Building on the metaphor about public transportation, you started your experience with a public transportation system from the moment you thought about taking a train, bus, subway, or metro system. Perhaps you found the bus or metro useful because it gets you from point A to point B and it gets you there fast. You also found the metro or bus usable because you were able to easily purchase a ticket or card online and add money to it for fare.
Now that you know your metro or bus option is both useful and usable, you’ll begin to ask yourself questions about findability:
- “Will I be able to easily find the metro entry point?”
- “Will I be able to read the signs directing me to the correct bus?”
- “Will I be able to navigate the routes and stops?”

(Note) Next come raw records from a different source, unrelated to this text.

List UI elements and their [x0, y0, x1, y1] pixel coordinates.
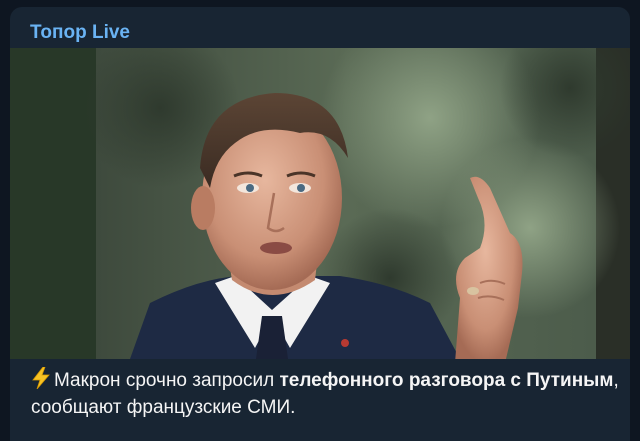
chat-view: Топор Live Макрон срочно запросил телефо… [0, 0, 640, 441]
channel-name[interactable]: Топор Live [30, 22, 130, 44]
post-caption: Макрон срочно запросил телефонного разго… [31, 367, 621, 421]
post-photo[interactable] [10, 48, 630, 359]
channel-post: Топор Live Макрон срочно запросил телефо… [10, 7, 630, 441]
lightning-bolt-icon [31, 367, 51, 389]
caption-bold-text: телефонного разговора с Путиным [279, 370, 614, 391]
caption-text-1: Макрон срочно запросил [54, 370, 280, 391]
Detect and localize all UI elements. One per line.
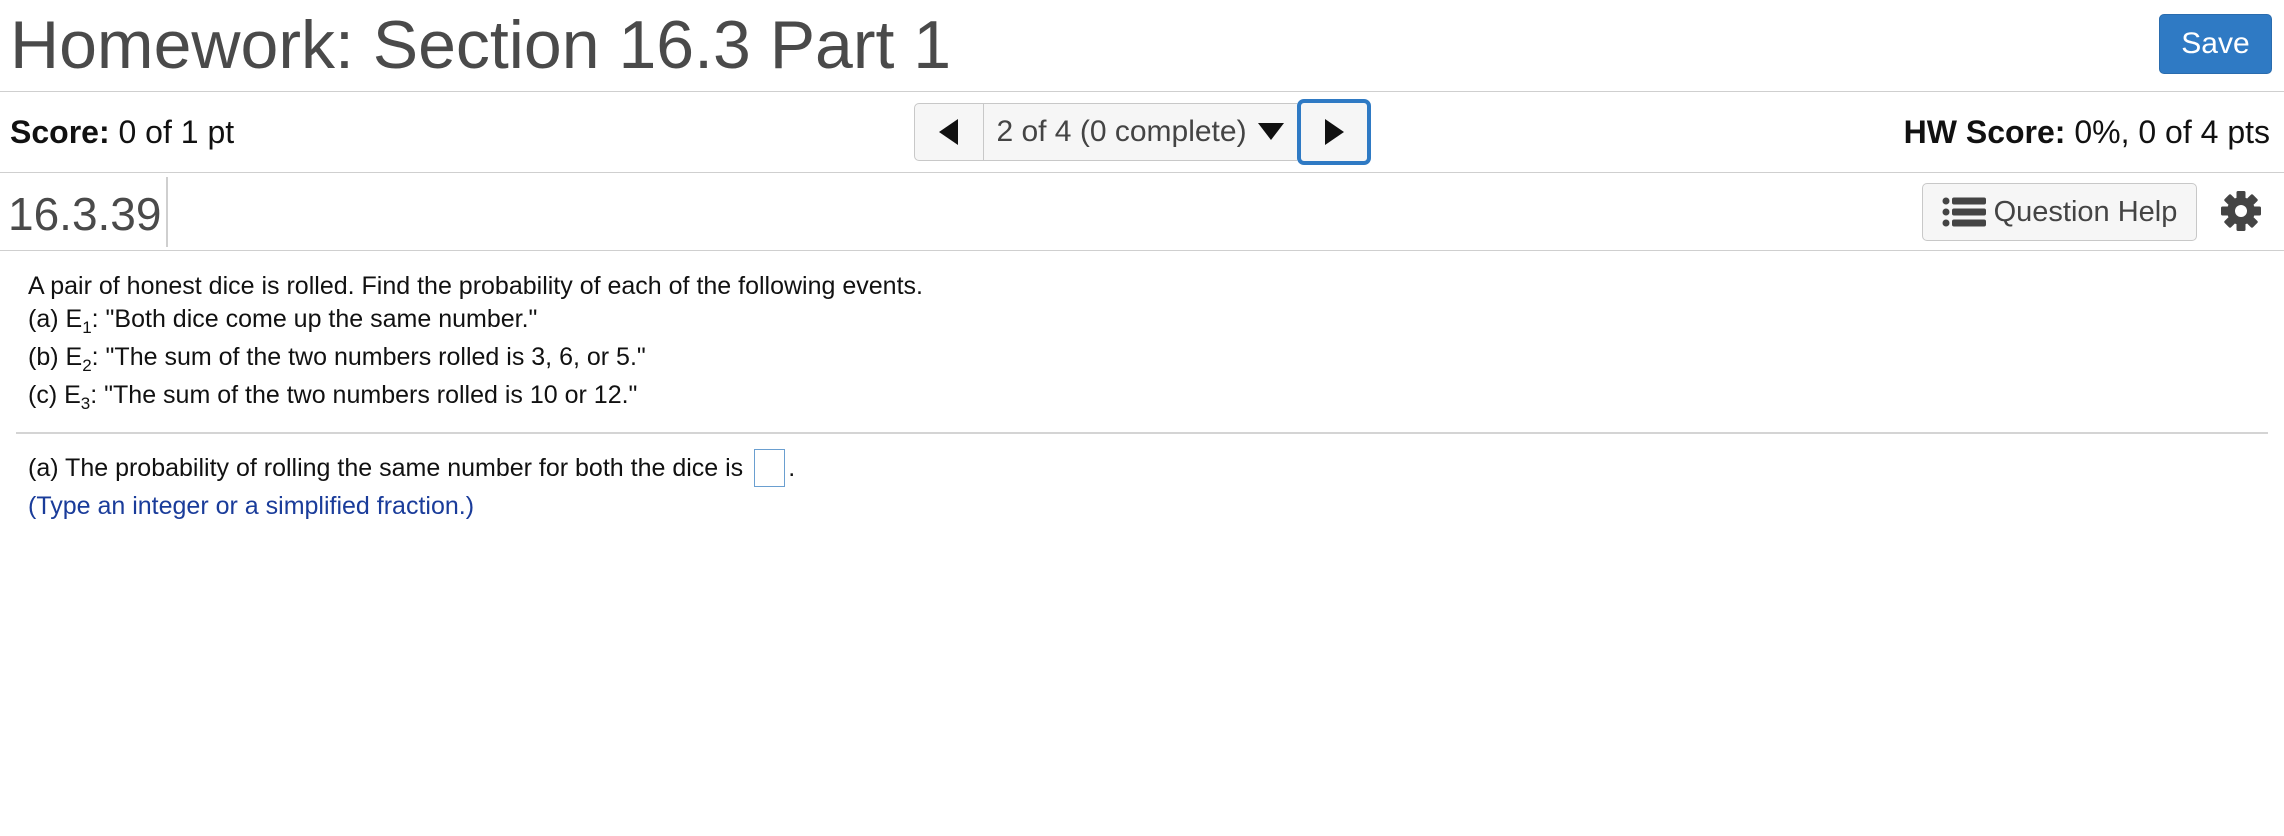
question-navigator: 2 of 4 (0 complete) <box>914 99 1371 165</box>
event-prefix: (b) E <box>28 343 83 371</box>
question-number: 16.3.39 <box>8 188 162 240</box>
triangle-left-icon <box>939 119 958 145</box>
event-item: (b) E2: "The sum of the two numbers roll… <box>28 341 923 379</box>
event-subscript: 3 <box>80 394 91 413</box>
title-bar: Homework: Section 16.3 Part 1 Save <box>0 0 2284 92</box>
event-item: (c) E3: "The sum of the two numbers roll… <box>28 379 923 417</box>
event-prefix: (a) E <box>28 305 83 333</box>
answer-hint: (Type an integer or a simplified fractio… <box>28 492 475 520</box>
question-intro: A pair of honest dice is rolled. Find th… <box>28 272 923 300</box>
save-button[interactable]: Save <box>2159 14 2272 74</box>
answer-line: (a) The probability of rolling the same … <box>28 449 796 487</box>
divider <box>166 177 168 247</box>
hw-score-label: HW Score: <box>1903 114 2066 150</box>
event-item: (a) E1: "Both dice come up the same numb… <box>28 303 923 341</box>
event-text: : "Both dice come up the same number." <box>91 305 538 333</box>
question-select-dropdown[interactable]: 2 of 4 (0 complete) <box>984 103 1297 161</box>
divider <box>16 432 2268 434</box>
answer-area: (a) The probability of rolling the same … <box>28 449 796 523</box>
previous-question-button[interactable] <box>914 103 984 161</box>
question-help-button[interactable]: Question Help <box>1922 183 2197 241</box>
next-question-button[interactable] <box>1297 99 1371 165</box>
answer-input[interactable] <box>754 449 786 487</box>
score: Score: 0 of 1 pt <box>10 114 234 151</box>
gear-icon[interactable] <box>2220 190 2262 232</box>
question-position: 2 of 4 (0 complete) <box>996 115 1247 148</box>
score-value: 0 of 1 pt <box>118 114 235 150</box>
event-text: : "The sum of the two numbers rolled is … <box>91 343 646 371</box>
caret-down-icon <box>1257 115 1285 149</box>
event-subscript: 1 <box>82 318 92 337</box>
score-label: Score: <box>10 114 110 150</box>
event-subscript: 2 <box>82 356 92 375</box>
question-help-label: Question Help <box>1993 195 2178 228</box>
question-text: A pair of honest dice is rolled. Find th… <box>28 270 923 417</box>
hw-score: HW Score: 0%, 0 of 4 pts <box>1904 114 2270 151</box>
score-bar: Score: 0 of 1 pt 2 of 4 (0 complete) HW … <box>0 92 2284 173</box>
answer-suffix: . <box>788 453 796 482</box>
list-icon <box>1942 196 1988 228</box>
hw-score-value: 0%, 0 of 4 pts <box>2074 114 2270 150</box>
answer-prompt: (a) The probability of rolling the same … <box>28 453 744 482</box>
question-header: 16.3.39 Question Help <box>0 173 2284 251</box>
event-text: : "The sum of the two numbers rolled is … <box>90 381 638 409</box>
triangle-right-icon <box>1325 119 1344 145</box>
event-prefix: (c) E <box>28 381 81 409</box>
page-title: Homework: Section 16.3 Part 1 <box>10 7 952 83</box>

In short, being findable is about whether the public transportation system, website, one-pager, platform, etc. – and the content or information within – is easy for its users and audiences to find.
We live in a world where most people do not read, but scan, and they muddle through information because they’re too busy, too distracted, or unengaged to dig deeper. We can all be guilty of this. So, if a public transportation system, website, brand, or other product is not easy to find or navigate for information and services, users and audiences will quickly leave if they even found your product or service to begin with.

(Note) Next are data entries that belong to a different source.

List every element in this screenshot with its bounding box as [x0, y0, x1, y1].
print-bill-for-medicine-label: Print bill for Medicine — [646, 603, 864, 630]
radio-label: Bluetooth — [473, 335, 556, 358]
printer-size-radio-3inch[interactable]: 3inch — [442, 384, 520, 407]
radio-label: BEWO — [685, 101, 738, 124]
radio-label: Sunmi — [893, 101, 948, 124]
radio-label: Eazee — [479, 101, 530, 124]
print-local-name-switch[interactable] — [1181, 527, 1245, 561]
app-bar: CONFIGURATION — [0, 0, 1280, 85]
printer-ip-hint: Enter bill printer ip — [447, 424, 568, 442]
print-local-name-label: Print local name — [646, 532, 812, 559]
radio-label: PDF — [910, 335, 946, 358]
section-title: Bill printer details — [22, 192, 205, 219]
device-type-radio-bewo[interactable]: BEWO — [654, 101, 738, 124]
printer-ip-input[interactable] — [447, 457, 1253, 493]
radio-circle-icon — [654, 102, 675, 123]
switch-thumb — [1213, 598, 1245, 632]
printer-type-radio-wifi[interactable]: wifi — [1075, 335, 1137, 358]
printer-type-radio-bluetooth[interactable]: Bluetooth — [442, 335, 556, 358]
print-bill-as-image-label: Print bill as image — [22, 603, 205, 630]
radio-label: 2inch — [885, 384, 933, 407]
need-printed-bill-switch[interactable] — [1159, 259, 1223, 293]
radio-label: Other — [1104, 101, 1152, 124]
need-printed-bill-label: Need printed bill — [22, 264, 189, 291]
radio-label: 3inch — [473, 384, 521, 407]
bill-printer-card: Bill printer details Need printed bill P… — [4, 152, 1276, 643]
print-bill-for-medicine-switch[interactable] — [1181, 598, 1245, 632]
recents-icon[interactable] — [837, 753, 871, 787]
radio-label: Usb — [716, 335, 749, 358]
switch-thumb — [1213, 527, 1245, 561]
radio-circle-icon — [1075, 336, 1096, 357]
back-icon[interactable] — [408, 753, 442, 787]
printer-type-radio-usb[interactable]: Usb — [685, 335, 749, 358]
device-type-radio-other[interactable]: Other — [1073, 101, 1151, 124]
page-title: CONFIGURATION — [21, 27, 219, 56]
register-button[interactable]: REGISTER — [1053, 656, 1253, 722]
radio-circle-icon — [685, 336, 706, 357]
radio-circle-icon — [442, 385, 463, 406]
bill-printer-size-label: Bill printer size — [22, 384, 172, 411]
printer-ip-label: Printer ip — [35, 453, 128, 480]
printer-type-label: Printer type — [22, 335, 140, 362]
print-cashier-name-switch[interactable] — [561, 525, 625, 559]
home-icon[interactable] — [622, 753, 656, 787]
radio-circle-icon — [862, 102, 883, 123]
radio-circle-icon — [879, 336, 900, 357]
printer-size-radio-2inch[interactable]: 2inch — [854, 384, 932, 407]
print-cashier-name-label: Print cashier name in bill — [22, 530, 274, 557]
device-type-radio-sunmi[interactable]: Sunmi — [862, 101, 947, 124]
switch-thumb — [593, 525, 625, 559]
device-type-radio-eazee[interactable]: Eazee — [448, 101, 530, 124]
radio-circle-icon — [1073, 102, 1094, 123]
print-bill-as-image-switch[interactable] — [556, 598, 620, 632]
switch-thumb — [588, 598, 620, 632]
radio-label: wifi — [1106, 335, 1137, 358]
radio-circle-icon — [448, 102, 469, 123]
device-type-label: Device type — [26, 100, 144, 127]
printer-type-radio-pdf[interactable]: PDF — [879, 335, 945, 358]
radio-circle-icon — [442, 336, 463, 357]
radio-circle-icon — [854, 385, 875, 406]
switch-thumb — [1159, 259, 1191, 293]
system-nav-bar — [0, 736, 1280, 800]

To design a powerful experience for users and audiences, you must be easy to find and navigate, because they will not spend long looking for you. They will find someone else who is easy to find first and engage with them instead.
Search engine optimization (SEO) and usability testing play major roles in findability. Ensuring a site’s SEO is implemented for Google rankings will increase visibility and as a result, findability. Usability testing will also help to find potholes in findability. By watching real users and audiences interact with your site, one-pager, service, etc., you can see firsthand where they get stuck, frustrated, and give up, and as a result, fix the potholes.
If your users and audiences cannot find your website, service, or product, then engagement with them is over before it begins. You must be findable.